ERP Pharma & Biotech : conformité GxP, traçabilité des lots et sérialisation
Un ERP pharmaceutique doit tenir des exigences que peu de secteurs connaissent : bonnes pratiques de fabrication, traçabilité au lot et au numéro de série, validation des systèmes informatisés et intégrité des données. Avec Microsoft Dynamics 365 Finance & Operations, FiveForty accompagne laboratoires, industriels pharmaceutiques, biotechs et façonniers dans la sécurisation de leurs opérations.

Qu’est-ce qu’un ERP pharmaceutique ?
Un ERP pharmaceutique est un progiciel de gestion intégré capable de piloter la production, la qualité, les stocks, les achats et la finance d’une entreprise soumise à un référentiel réglementaire strict. Sa particularité n’est pas fonctionnelle mais probatoire : chaque opération doit être enregistrée, horodatée, attribuable à un utilisateur identifié et reconstituable des années plus tard.
ERP, LIMS et MES : qui fait quoi ?
Le LIMS gère le laboratoire : échantillons, analyses, résultats. Le MES pilote l’atelier : ordres de fabrication en temps réel, paramètres machines, dossier de lot électronique. L’ERP orchestre l’entreprise : planification, approvisionnements, stocks, coûts, comptabilité. Les trois sont complémentaires et doivent échanger — un résultat d’analyse doit pouvoir libérer un lot dans l’ERP sans ressaisie.
Pourquoi un ERP généraliste ne suffit pas
Un ERP standard sait gérer un stock. Il ne sait pas nativement bloquer un lot en quarantaine tant que le contrôle qualité n’a pas statué, tracer un numéro de série jusqu’au patient, ni produire une piste d’audit conforme aux attentes d’un inspecteur. Ces capacités relèvent du paramétrage et de l’expertise sectorielle de l’intégrateur, bien plus que du choix de l’éditeur.
ERP pour l’industrie pharmaceutique
La production de médicaments impose un niveau de maîtrise documentaire qu’aucun autre secteur industriel n’exige.
Dossier de lot et bonnes pratiques de fabrication
Les BPF (bonnes pratiques de fabrication, ou GMP au niveau international) imposent que chaque lot produit soit documenté de bout en bout : matières premières utilisées, équipements, paramètres, opérateurs, contrôles réalisés. L’ERP doit constituer ce dossier automatiquement, pas le reconstituer après coup.

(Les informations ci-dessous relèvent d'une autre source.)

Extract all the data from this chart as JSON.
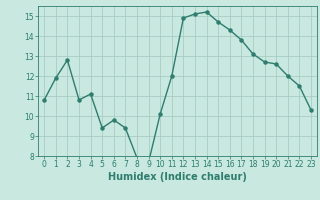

Gestion des lots, quarantaine et libération
Un lot fabriqué n’est pas un lot vendable. Il reste en statut contrôlé jusqu’à la décision de libération, prise au vu des résultats d’analyse. L’ERP doit gérer ces statuts, bloquer physiquement et logiquement les stocks non libérés, et conserver la trace de qui a libéré quoi et sur quelle base.
Contrôle qualité et non-conformités
Plans de contrôle, prélèvements, déviations, CAPA (actions correctives et préventives), changements maîtrisés. Ces processus qualité doivent vivre dans le même système que la production, sinon les écarts se règlent par e-mail et disparaissent des enregistrements.

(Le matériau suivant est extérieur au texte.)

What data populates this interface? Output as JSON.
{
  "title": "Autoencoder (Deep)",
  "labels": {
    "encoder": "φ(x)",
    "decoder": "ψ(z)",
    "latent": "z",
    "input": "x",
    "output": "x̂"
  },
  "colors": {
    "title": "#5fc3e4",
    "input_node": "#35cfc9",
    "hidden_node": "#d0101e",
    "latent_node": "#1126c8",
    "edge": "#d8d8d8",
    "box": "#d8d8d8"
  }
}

Chaîne du froid et stockage contrôlé
Températures, zones de stockage dédiées, produits sous statut particulier : la gestion des emplacements doit refléter les contraintes physiques réelles. Une rupture de chaîne du froid non tracée devient un risque produit et un risque réglementaire.
Rappel de lot et pharmacovigilance
En cas de rappel, la question est simple : où est parti ce lot, en combien de temps pouvez-vous le localiser ? Un ERP correctement paramétré reconstitue la généalogie complète — matières entrantes, lots produits, clients livrés — en quelques minutes.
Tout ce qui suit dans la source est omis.